By Chad Sebring from Dec 4, 2018 @ 22:00 CST
TweakTown Rating: 99%Manufacturer: Corsair

Packaging, Accessories, and Documentation




There is much to see on the front of the box containing the K70 RGB MK.2 keyboards. The Corsair name and logo is at the left, along with notations to the three onboard profiles, the multi-color per key backlight, and use of Cherry MX switches. A near life-size image of the keyboard in the center, and under it we see points on the aluminum top frame, the 8MB of onboard storage, and gold contact switches, but at the top-right corner is where we look at the specific switch type used.





Most of what is shown on this long skinny side of the box we saw on the front. Beyond the memory, lighting, and switch type, we also see mentions of the detachable soft-touch palm rest for optimal comfort as well as the dedicated multimedia and volume controls.




On the smaller ends of the box, we find the Corsair name and logo on the left. Taking the rest of the black area in the middle of the bright yellow is the K70 RGB MK.2 product name as well as that it is a mechanical gaming keyboard.

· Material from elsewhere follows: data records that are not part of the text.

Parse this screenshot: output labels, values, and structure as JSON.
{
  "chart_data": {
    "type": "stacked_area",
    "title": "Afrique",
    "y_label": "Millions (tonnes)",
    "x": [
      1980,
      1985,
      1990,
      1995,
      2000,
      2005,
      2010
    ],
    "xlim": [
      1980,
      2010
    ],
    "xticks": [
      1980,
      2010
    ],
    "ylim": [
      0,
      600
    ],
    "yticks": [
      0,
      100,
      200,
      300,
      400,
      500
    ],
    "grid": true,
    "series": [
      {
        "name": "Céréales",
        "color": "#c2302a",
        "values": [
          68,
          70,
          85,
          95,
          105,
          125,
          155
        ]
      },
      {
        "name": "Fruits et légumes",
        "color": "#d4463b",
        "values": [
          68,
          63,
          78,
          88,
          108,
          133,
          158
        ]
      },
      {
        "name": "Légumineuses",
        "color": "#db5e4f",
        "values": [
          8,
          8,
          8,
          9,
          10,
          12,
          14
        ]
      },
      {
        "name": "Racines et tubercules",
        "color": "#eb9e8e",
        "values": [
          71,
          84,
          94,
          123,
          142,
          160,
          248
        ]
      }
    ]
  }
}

The other long side of the box has some stickers for company use at the other end, but the right end, seen here, has what you want to see. Along with the name of the product, there are the technical specifications, package contents, minimum requirements, and even a link to look up the warranty information before purchase.

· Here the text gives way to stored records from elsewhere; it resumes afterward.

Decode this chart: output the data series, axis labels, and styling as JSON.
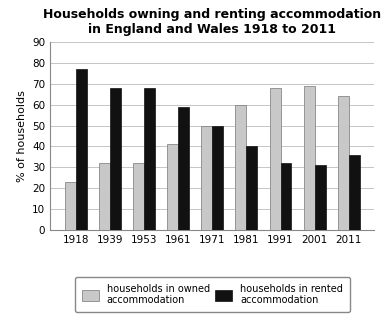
{
  "title": "Households owning and renting accommodation\nin England and Wales 1918 to 2011",
  "years": [
    "1918",
    "1939",
    "1953",
    "1961",
    "1971",
    "1981",
    "1991",
    "2001",
    "2011"
  ],
  "owned": [
    23,
    32,
    32,
    41,
    50,
    60,
    68,
    69,
    64
  ],
  "rented": [
    77,
    68,
    68,
    59,
    50,
    40,
    32,
    31,
    36
  ],
  "owned_color": "#c8c8c8",
  "rented_color": "#111111",
  "ylabel": "% of households",
  "ylim": [
    0,
    90
  ],
  "yticks": [
    0,
    10,
    20,
    30,
    40,
    50,
    60,
    70,
    80,
    90
  ],
  "bar_width": 0.32,
  "legend_owned": "households in owned\naccommodation",
  "legend_rented": "households in rented\naccommodation",
  "title_fontsize": 9.0,
  "axis_fontsize": 8.0,
  "tick_fontsize": 7.5,
  "legend_fontsize": 7.0,
  "background_color": "#ffffff",
  "grid_color": "#bbbbbb"
}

While both ends are similar in what is offered on the panel, this end of the box has one thing extra. The sticker near the bottom informs us that the keys are in an English layout with the QWERTY keys along the top.

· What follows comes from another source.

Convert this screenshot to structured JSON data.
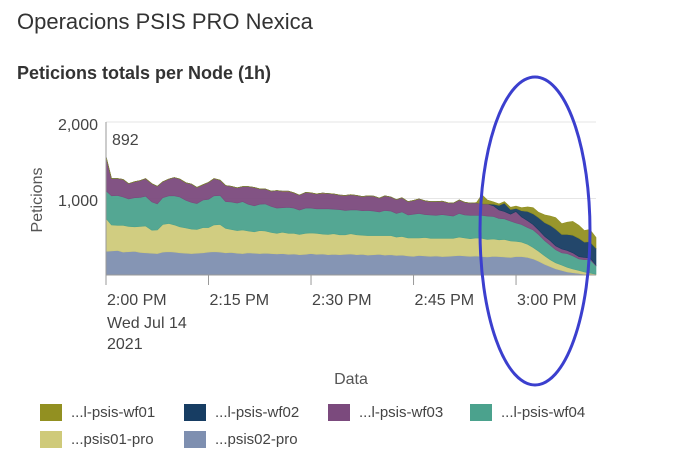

Once flipped over, the back of the box will answer any other questions you may have had. The left side covers the lighting, storage, switch type, NKRO and Anti-ghosting support, and even the included extra keycaps. At the top, the aluminum bits, the pass-through port, and the dedicated multimedia keys are addressed. At the right, we get a glimpse of the iCUE software and what it can do, while at the bottom is the last thing pointed out, where there is a close-up image of the texture on the wrist rest.




The internal packaging is pretty typical for a Corsair keyboard, where it is in a plastic wrapping, and set into the box with a bit at the back folded over to keep it in place. Under that cardboard at the back edge, you will find not just the cable, but also the extra goodies, while the paperwork was sitting on top of the keyboard.




The wrist rest clips to the leading edge of the keyboard, it has rubber feet under it to add more grip, and the top is textured to keep your palms from slipping. Of course, the rest is angled, which improves wrist support, and should lessen any pain found without using it.




Along with the gray painted MOBA and FPS keycaps, all angled, so they are easy to feel out in the dark, we also get a standard plastic keycap puller.




The user guide is on the left, where we see how to connect the keyboard and where to go for software. In the middle is the standard warranty guide that goes over what Corsair will deem worthy of service for the period of two-years. That leaves the third booklet, which covers the Australian markets warranty information.